Like all functional approaches, the MBFG (Kruk et al., 2010) has advantages and limitations. It is beneficial for being objective and easy to apply; however, this simplification reduces its sensitivity to capture important phytoplankton traits that would be necessary to understand the functionality of the system, such as mixotrophy, potential nitrogen fixation, and inclusion of species indicating other trait selective drivers. Overall, morphological traits associated with trophic status and the identification of environmental thresholds for their dominance via machine learning (CART) set a precedent for its use and could offer a handy tool, especially for environmental agencies, to manage and even predict cyanobacterial blooms when applied with shared or integrate data of cyanobacteria in the semiarid regions.

Conclusion

Morpho-functional traits showed a tight association with the gradient of light and phosphorous concentrations found in the shallow, man-made lakes in a semiarid region.
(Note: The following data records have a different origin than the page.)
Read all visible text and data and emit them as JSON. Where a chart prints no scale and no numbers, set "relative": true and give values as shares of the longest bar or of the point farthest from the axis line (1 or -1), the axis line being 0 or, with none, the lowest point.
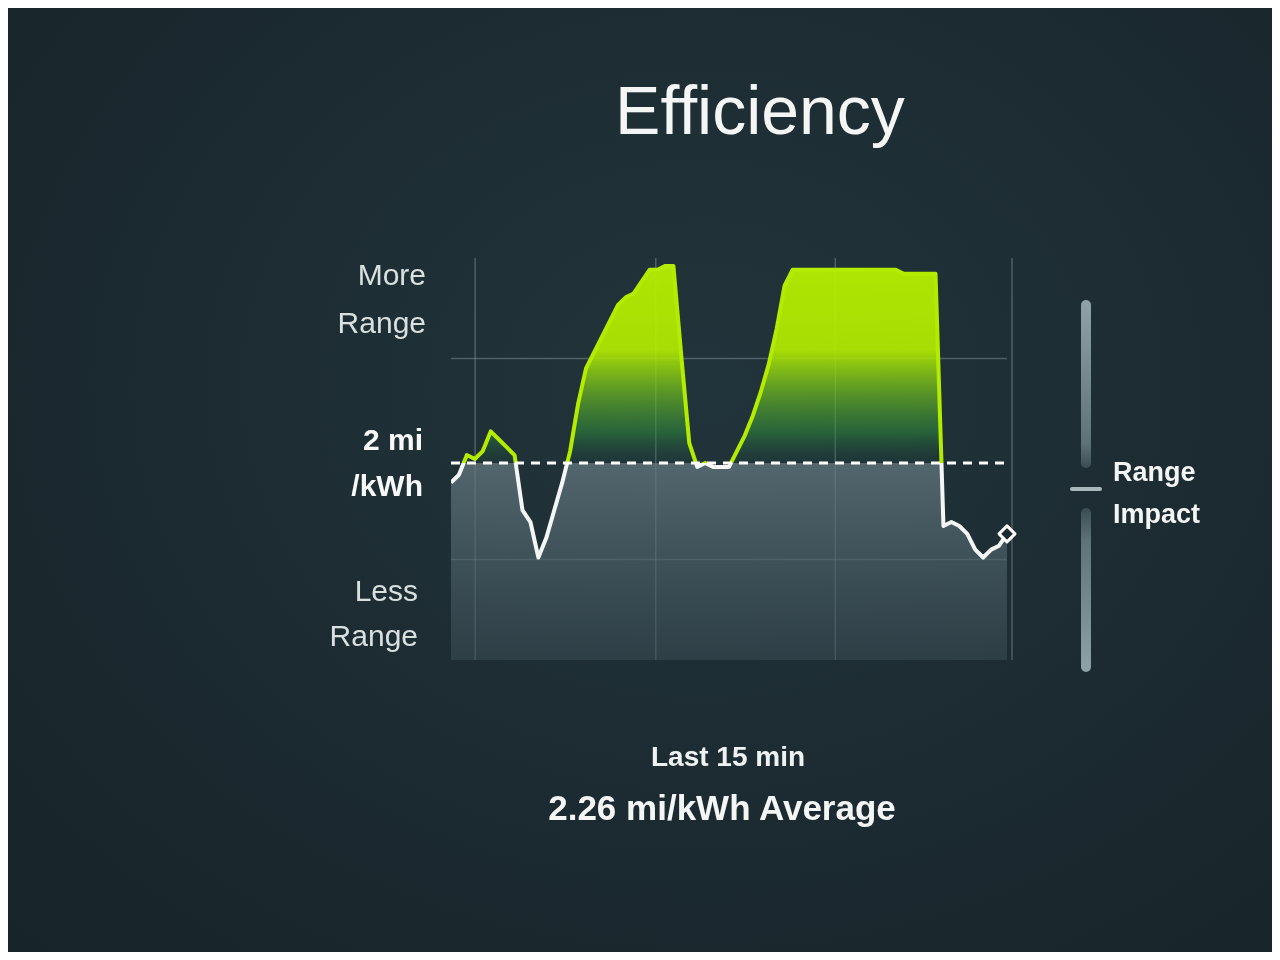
{
  "chart_data": {
    "type": "area",
    "title": "Efficiency",
    "xlabel": "Last 15 min",
    "annotations": [
      "More\nRange",
      "Less\nRange",
      "Range\nImpact",
      "2.26 mi/kWh Average"
    ],
    "categories": [
      null,
      null,
      null,
      null,
      null,
      null,
      null,
      null,
      null,
      null,
      null,
      null,
      null,
      null,
      null,
      null,
      null,
      null,
      null,
      null,
      null,
      null,
      null,
      null,
      null,
      null,
      null,
      null,
      null,
      null,
      null,
      null,
      null,
      null,
      null,
      null,
      null,
      null,
      null,
      null,
      null,
      null,
      null,
      null,
      null,
      null,
      null,
      null,
      null,
      null,
      null,
      null,
      null,
      null,
      null,
      null,
      null,
      null,
      null,
      null,
      null,
      null,
      null,
      null,
      null,
      null,
      null,
      null,
      null,
      null,
      null
    ],
    "relative": true,
    "series": [
      {
        "color": "#b4ec00",
        "values": [
          0.45,
          0.47,
          0.52,
          0.51,
          0.53,
          0.58,
          0.56,
          0.54,
          0.52,
          0.38,
          0.35,
          0.26,
          0.31,
          0.38,
          0.45,
          0.53,
          0.65,
          0.74,
          0.78,
          0.82,
          0.86,
          0.9,
          0.92,
          0.93,
          0.96,
          0.99,
          0.99,
          1.0,
          1.0,
          0.77,
          0.55,
          0.49,
          0.5,
          0.49,
          0.49,
          0.49,
          0.53,
          0.57,
          0.62,
          0.68,
          0.75,
          0.84,
          0.95,
          0.99,
          0.99,
          0.99,
          0.99,
          0.99,
          0.99,
          0.99,
          0.99,
          0.99,
          0.99,
          0.99,
          0.99,
          0.99,
          0.99,
          0.98,
          0.98,
          0.98,
          0.98,
          0.98,
          0.34,
          0.35,
          0.34,
          0.32,
          0.28,
          0.26,
          0.28,
          0.29,
          0.32
        ]
      },
      {
        "type": "line",
        "color": "#ffffff",
        "marker": "diamond",
        "values": [
          null,
          null,
          null,
          null,
          null,
          null,
          null,
          null,
          null,
          null,
          null,
          null,
          null,
          null,
          null,
          null,
          null,
          null,
          null,
          null,
          null,
          null,
          null,
          null,
          null,
          null,
          null,
          null,
          null,
          null,
          null,
          null,
          null,
          null,
          null,
          null,
          null,
          null,
          null,
          null,
          null,
          null,
          null,
          null,
          null,
          null,
          null,
          null,
          null,
          null,
          null,
          null,
          null,
          null,
          null,
          null,
          null,
          null,
          null,
          null,
          null,
          null,
          null,
          null,
          null,
          null,
          null,
          null,
          null,
          null,
          0.32
        ]
      }
    ],
    "ref_lines": [
      {
        "axis": "y",
        "value": 0.5,
        "label": "2 mi\n/kWh",
        "color": "#ffffff",
        "line_style": "dashed"
      }
    ],
    "grid": true
  }
}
Hence, TP and Zeu were the main drivers determining the environmental threshold for MBFG dominance. The mesotrophic and meso-eutrophic lakes selected phytoplankton species with traits to overcome low nutrient conditions (MBFGs VI, V, and VI). Meanwhile, in eutrophic environments, traits to overcome low light conditions were selected (MBFG VII and VIII). Furthermore, the MBFG approach showed to be a clear technique to discriminate lakes according to their trophic state, which along with the environmental thresholds for MBFG dominance offers a handy tool for biomonitoring cyanobacterial blooms in semiarid regions, especially for environmental agencies. Contrary to our expectations, the seasonal pattern of environmental filters influencing the selection of morpho-functional traits was not general, yet when seasonal environmental differences were observed, the rainy season was associated with a higher concentration of nutrients, suspended solids, and reduced Zeu compared to the dry season. Although the effects of seasonality may affect environmental filters and MBFG selection in tropical lowland lakes, our results show that the effects of seasonality varied across lakes and highlight eutrophication as the main environmental factor for MBFG selection, which taken together suggests reduced seasonality effects during drought periods in the tropics.